Page 1: Biography
France, Helena Ruth
Librarian, poet, novelist
This biography, written by Helen Beaglehole, was first published in the Dictionary of New Zealand Biography in 2000.
Helena Ruth Henderson was born on 12 June 1913 at Leithfield, Canterbury, the third of six children in a Catholic family. Her mother, Helena Jane Hayes, wrote prolifically; the Christchurch Press published many of her stories, poems and essays. Her father, Francis Henry Henderson, was a storekeeper.
After attending a convent school in Addington and then, from 1926, Christchurch Girls’ High School, Ruth worked in the Canterbury Public Library. At 21 she left to marry Arnold France, an engineer’s patternmaker. The wedding took place on 4 December 1934 at the Registrar’s Office, Christchurch. Her father so disapproved of his daughter marrying a non-Catholic that he feigned suicide the night before.

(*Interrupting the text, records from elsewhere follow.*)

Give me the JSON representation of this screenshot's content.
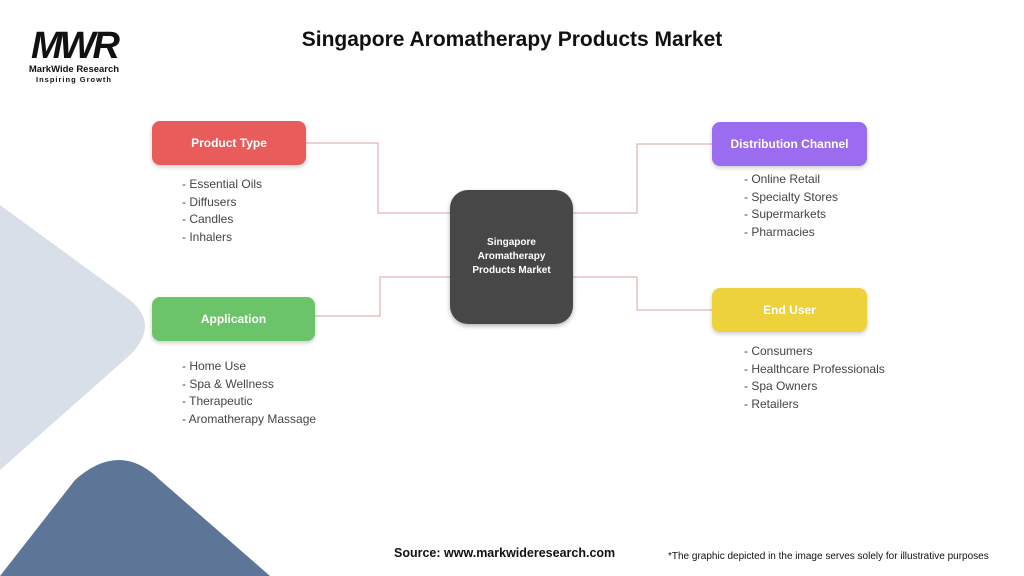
{
  "title": "Singapore Aromatherapy Products Market",
  "logo": {
    "mark": "MWR",
    "name": "MarkWide Research",
    "tagline": "Inspiring Growth"
  },
  "center": {
    "label": "Singapore Aromatherapy Products Market",
    "color": "#474747"
  },
  "segments": [
    {
      "label": "Product Type",
      "color": "#e85c5c",
      "items": [
        "- Essential Oils",
        "- Diffusers",
        "- Candles",
        "- Inhalers"
      ]
    },
    {
      "label": "Application",
      "color": "#6cc46a",
      "items": [
        "- Home Use",
        "- Spa & Wellness",
        "- Therapeutic",
        "- Aromatherapy Massage"
      ]
    },
    {
      "label": "Distribution Channel",
      "color": "#9b6cf0",
      "items": [
        "- Online Retail",
        "- Specialty Stores",
        "- Supermarkets",
        "- Pharmacies"
      ]
    },
    {
      "label": "End User",
      "color": "#eed23c",
      "items": [
        "- Consumers",
        "- Healthcare Professionals",
        "- Spa Owners",
        "- Retailers"
      ]
    }
  ],
  "footer": {
    "source": "Source: www.markwideresearch.com",
    "disclaimer": "*The graphic depicted in the image serves solely for illustrative purposes"
  }
}
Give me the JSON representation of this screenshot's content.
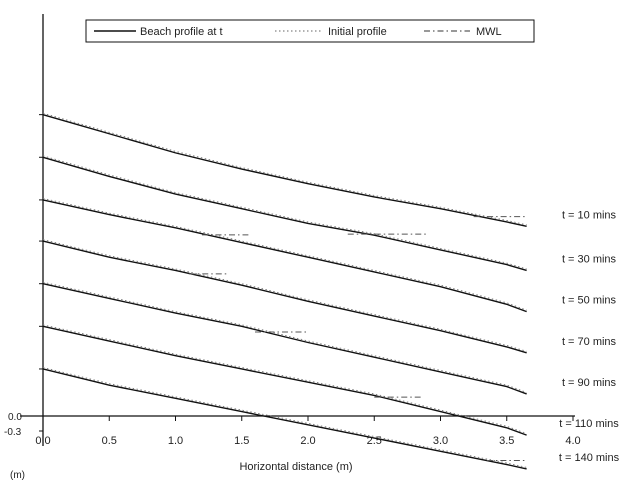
{
  "chart_data": {
    "type": "line",
    "title": "",
    "xlabel": "Horizontal distance (m)",
    "ylabel_unit": "(m)",
    "y_ticks": [
      "0.0",
      "-0.3"
    ],
    "x_ticks": [
      0.0,
      0.5,
      1.0,
      1.5,
      2.0,
      2.5,
      3.0,
      3.5,
      4.0
    ],
    "x_tick_labels": [
      "0.0",
      "0.5",
      "1.0",
      "1.5",
      "2.0",
      "2.5",
      "3.0",
      "3.5",
      "4.0"
    ],
    "xlim": [
      0.0,
      4.0
    ],
    "legend": {
      "placement": "top",
      "entries": [
        {
          "label": "Beach profile at t",
          "style": "solid"
        },
        {
          "label": "Initial profile",
          "style": "dotted"
        },
        {
          "label": "MWL",
          "style": "dashdot"
        }
      ]
    },
    "series": [
      {
        "name": "t = 10 mins",
        "x": [
          0.0,
          0.5,
          1.0,
          1.5,
          2.0,
          2.5,
          3.0,
          3.5,
          3.65
        ],
        "y": [
          2.05,
          1.92,
          1.79,
          1.68,
          1.58,
          1.49,
          1.41,
          1.32,
          1.29
        ],
        "mwl_x": [
          3.25,
          3.65
        ]
      },
      {
        "name": "t = 30 mins",
        "x": [
          0.0,
          0.5,
          1.0,
          1.5,
          2.0,
          2.5,
          3.0,
          3.5,
          3.65
        ],
        "y": [
          1.76,
          1.63,
          1.51,
          1.41,
          1.31,
          1.23,
          1.13,
          1.03,
          0.99
        ],
        "mwl_x": [
          2.3,
          2.9
        ]
      },
      {
        "name": "t = 50 mins",
        "x": [
          0.0,
          0.5,
          1.0,
          1.5,
          2.0,
          2.5,
          3.0,
          3.5,
          3.65
        ],
        "y": [
          1.47,
          1.37,
          1.28,
          1.18,
          1.08,
          0.98,
          0.88,
          0.76,
          0.71
        ],
        "mwl_x": [
          1.2,
          1.55
        ]
      },
      {
        "name": "t = 70 mins",
        "x": [
          0.0,
          0.5,
          1.0,
          1.5,
          2.0,
          2.5,
          3.0,
          3.5,
          3.65
        ],
        "y": [
          1.19,
          1.08,
          0.99,
          0.89,
          0.78,
          0.68,
          0.58,
          0.47,
          0.43
        ],
        "mwl_x": [
          1.1,
          1.4
        ]
      },
      {
        "name": "t = 90 mins",
        "x": [
          0.0,
          0.5,
          1.0,
          1.5,
          2.0,
          2.5,
          3.0,
          3.5,
          3.65
        ],
        "y": [
          0.9,
          0.8,
          0.7,
          0.61,
          0.5,
          0.4,
          0.3,
          0.2,
          0.15
        ],
        "mwl_x": [
          1.6,
          2.0
        ]
      },
      {
        "name": "t = 110 mins",
        "x": [
          0.0,
          0.5,
          1.0,
          1.5,
          2.0,
          2.5,
          3.0,
          3.5,
          3.65
        ],
        "y": [
          0.61,
          0.51,
          0.41,
          0.32,
          0.23,
          0.14,
          0.03,
          -0.08,
          -0.13
        ],
        "mwl_x": [
          2.5,
          2.85
        ]
      },
      {
        "name": "t = 140 mins",
        "x": [
          0.0,
          0.5,
          1.0,
          1.5,
          2.0,
          2.5,
          3.0,
          3.5,
          3.65
        ],
        "y": [
          0.32,
          0.21,
          0.12,
          0.03,
          -0.06,
          -0.15,
          -0.24,
          -0.33,
          -0.36
        ],
        "mwl_x": [
          3.35,
          3.65
        ]
      }
    ]
  }
}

For 3½ years the couple lived at Lyttelton on a yacht, Windswift, built by Arnold. Ruth rowed her husband to work and their first son to kindergarten. She enjoyed sailing, and they made a number of trips. Their second son was born before they moved permanently to Sumner, where she led what she described as ‘rather a retired life’. An aspiring poet and novelist, she found the Christchurch writing circles alienating because she thought that the male members treated women as their inferiors. Her close friend was Elsie Locke, a writer and pacifist.
As a young woman Ruth was quiet, shy and gentle, and her rejection of Catholicism was in part a reaction to her father’s violent prejudices. As an older woman she was a still, serene person with whom silences were comfortable. But she had an adventurous spirit. Her early dream was to be the first woman to reach the Antarctic, and her social conscience made her champion civic causes. In precise and articulate letters written to the Press during the 1960s, she advanced views on civic planning, and took on those who disagreed with her. She used her own name at a time when some were using pseudonyms.
Her own life suggests a degree of frustration. Determined to be the good wife and mother that society at the time demanded, she also spoke of the impulse towards writing, of the intensity of purpose that grew with age and excluded procrastination, and of the happiness of being alone and writing.
Under the name Paul Henderson, Ruth published two books of poetry, Unwilling pilgrim (1955) and The halting place (1961). A number of the poems were anthologised in New Zealand and overseas; others were published in Landfall, the New Zealand Poetry Yearbook, and in the New Zealand Listener. One of them won first prize in a national poetry competition in 1949 and was set to music for choir and orchestra by Terry Vaughan in 1953. Already well known for her poetry written under her own name, it is unclear why she felt a need for a male pseudonym. Contemporary male critics suggested it freed her from ‘poetess mannerisms’ and contributed to her success. Today, the best features of her poetry are judged to be the plain, serviceable language and syntax in, for instance, ‘After flood’ or ‘New Year bonfire’.
Sparse, evocative images are a striking feature of her novels, which were written under her own name. Her first, The race (1958), based on the disastrous, storm-swept 1951 Wellington–Lyttelton yacht race in which Arnold France took part, won her the Award for Achievement from the New Zealand Literary Fund, and ‘established her at once among the country’s best novelists’. Monte Holcroft, editor of the Listener, acclaimed it as a ‘new kind of novel’ in its attempt to capture the boat and the sea and the emotions involved. However, the book’s depiction of characters adapting and accommodating themselves to a particular environment, rather than trying to beat it, places it within a genre of post-war New Zealand novels. Ice cold river (1961), a more ambitious book written round a family’s tensions on a Canterbury farm at Christmas when the flooding Waimakariri River isolates them, was less enthusiastically received. Both novels contributed to her being assessed as a regional writer concerned with the importance of place in people’s lives and emotions, and as being among those contributing to quality indigenous literature.
Ruth France also wrote short stories, reviewed for the Listener, had numerous letters and historical articles published in the Press, broadcast and spoke about writing and books, and composed advertising ditties for her husband’s boat-building business. In 1962 she became a member of the New Zealand Women Writers’ Society. At the time of her death in Christchurch on 19 August 1968 she left a third adult novel, ‘The tunnel’, uncompleted. She was survived by her husband and sons.